On my way back from Taksim I square I found the stall of a socialist party (it had a long name which I don’t recall but their flag called for promotion of socialism, income equality and feminism). They didn't have anyone there with English language skills so a Kurdish guy became my interpreter. They showed me their newspaper (more of a newsletter actually) and despite the language barrier, were quick to dissociate themselves from "Turkish Communist Party". Later on, I accompanied the Kurdish guy across Isteklal and we ended up having a long conversation about Kurdistan Regional Government (KRG) and Iraq.He told that he was studying cinema at Erbil University and was working in the youth and culture ministry of KRG. He was in Istanbul to work in a stage production. One was his brothers was in the Peshmerga force (KRG's national army) and he showed me a lot of pictures of Peshmagras and himself in a Peshmerga outfit (as he had portrayed them in a drama).
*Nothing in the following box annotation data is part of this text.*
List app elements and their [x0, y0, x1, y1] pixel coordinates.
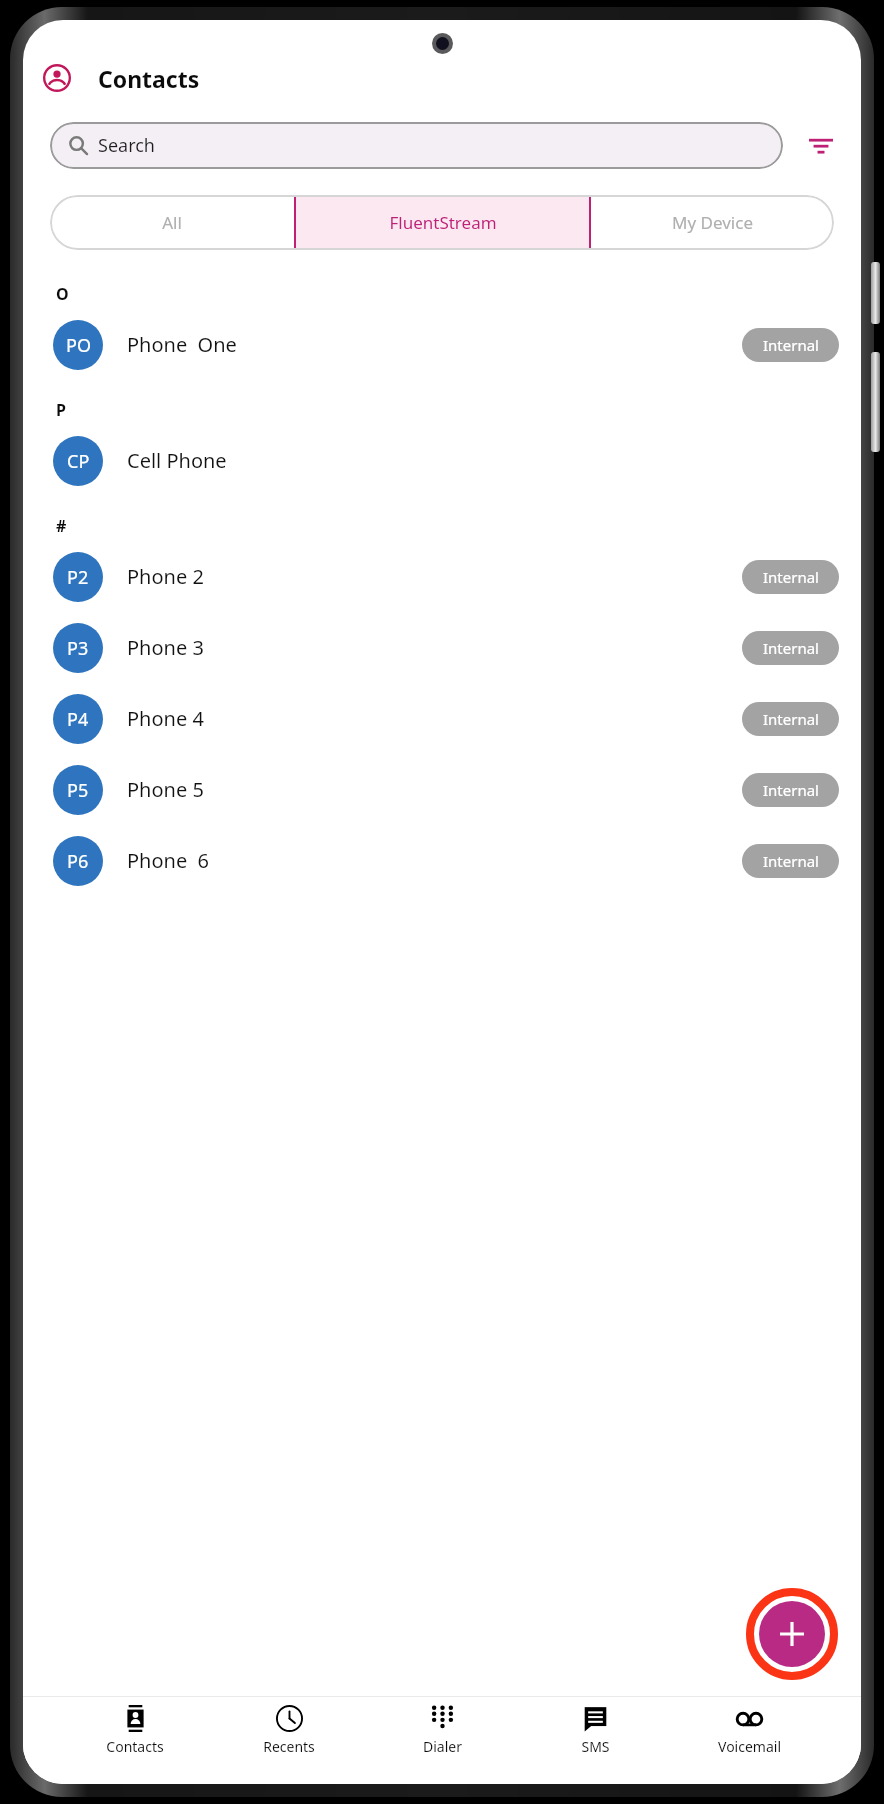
staticText: Internal: [763, 780, 819, 800]
staticText: P6: [67, 849, 89, 874]
button[interactable]: All: [50, 195, 294, 250]
button[interactable]: Recents: [248, 1697, 330, 1764]
button[interactable]: Contacts: [94, 1697, 176, 1764]
button[interactable]: CP: [23, 425, 861, 496]
staticText: CP: [67, 449, 90, 474]
button[interactable]: FluentStream: [294, 195, 591, 250]
button[interactable]: Voicemail: [708, 1697, 790, 1764]
staticText: Internal: [763, 335, 819, 355]
staticText: P2: [67, 565, 89, 590]
staticText: O: [56, 283, 69, 305]
button[interactable]: Search: [50, 122, 783, 169]
staticText: SMS: [581, 1737, 610, 1756]
staticText: Phone 5: [127, 776, 204, 803]
staticText: P3: [67, 636, 89, 661]
staticText: Voicemail: [718, 1737, 781, 1756]
staticText: Cell Phone: [127, 447, 227, 474]
staticText: P: [56, 399, 66, 421]
staticText: Phone 3: [127, 634, 204, 661]
button[interactable]: P3: [23, 612, 861, 683]
button[interactable]: P6: [23, 825, 861, 896]
button[interactable]: SMS: [554, 1697, 636, 1764]
staticText: P4: [67, 707, 89, 732]
staticText: FluentStream: [389, 211, 497, 234]
staticText: PO: [66, 333, 91, 358]
staticText: Phone 6: [127, 847, 210, 874]
staticText: Contacts: [98, 63, 200, 94]
staticText: Internal: [763, 851, 819, 871]
button[interactable]: P5: [23, 754, 861, 825]
staticText: Contacts: [106, 1737, 164, 1756]
staticText: Dialer: [423, 1737, 462, 1756]
staticText: Recents: [263, 1737, 315, 1756]
button[interactable]: My Device: [591, 195, 834, 250]
staticText: My Device: [672, 211, 753, 234]
staticText: Internal: [763, 709, 819, 729]
staticText: Phone 4: [127, 705, 204, 732]
staticText: P5: [67, 778, 89, 803]
button[interactable]: P2: [23, 541, 861, 612]
staticText: Phone One: [127, 331, 237, 358]
staticText: Internal: [763, 638, 819, 658]
button[interactable]: PO: [23, 309, 861, 380]
button[interactable]: Filter: [801, 126, 841, 166]
button[interactable]: P4: [23, 683, 861, 754]
staticText: Search: [98, 133, 155, 158]
button[interactable]: Add contact: [759, 1601, 825, 1667]
staticText: #: [56, 515, 67, 537]
staticText: Phone 2: [127, 563, 204, 590]
button[interactable]: Account: [39, 60, 75, 96]
staticText: Internal: [763, 567, 819, 587]
staticText: All: [162, 211, 182, 234]
button[interactable]: Dialer: [401, 1697, 483, 1764]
He mentioned the natural beauty of Erbil, KRG's capital and how victims of chemical weapons (used during the Saddam era) were still suffering from the after-effects. He emphasised his strict dietary habits (lots of water, some fish, oranges and lemon juice) because he wanted to stay fit as an actor. We talked a bit about situation of Turkish and Iranian cinema during which I name-dropped Antonioni, the only legendary producer I had heard of, from some film aficionado friends. 
He used the word "very" quite a lot and had difficulty in explaining some terms but my cursory knowledge of Arabic was enough to keep us away from a communication blockade. We shared contact information and had Turkish coffee at a chic coffee place in the Galata area.

I finished the wonderful evening by having an "Aaloo paratha" at an Indian restaurant run by Turkish owners. They were playing Bollywood songs in the background, probably to emphasize their "Indian connection". I had a lot of difficult sleeping that night (despite my tiredness) because of strong Turkish coffee. I chatted with a Pakistani friend who was visiting the United States in those days and a Greek friend who told me about “Autonomous Sensory Meridian Response”, a technique to help insomniacs. It probably helped and I finally slept around 3:30 am.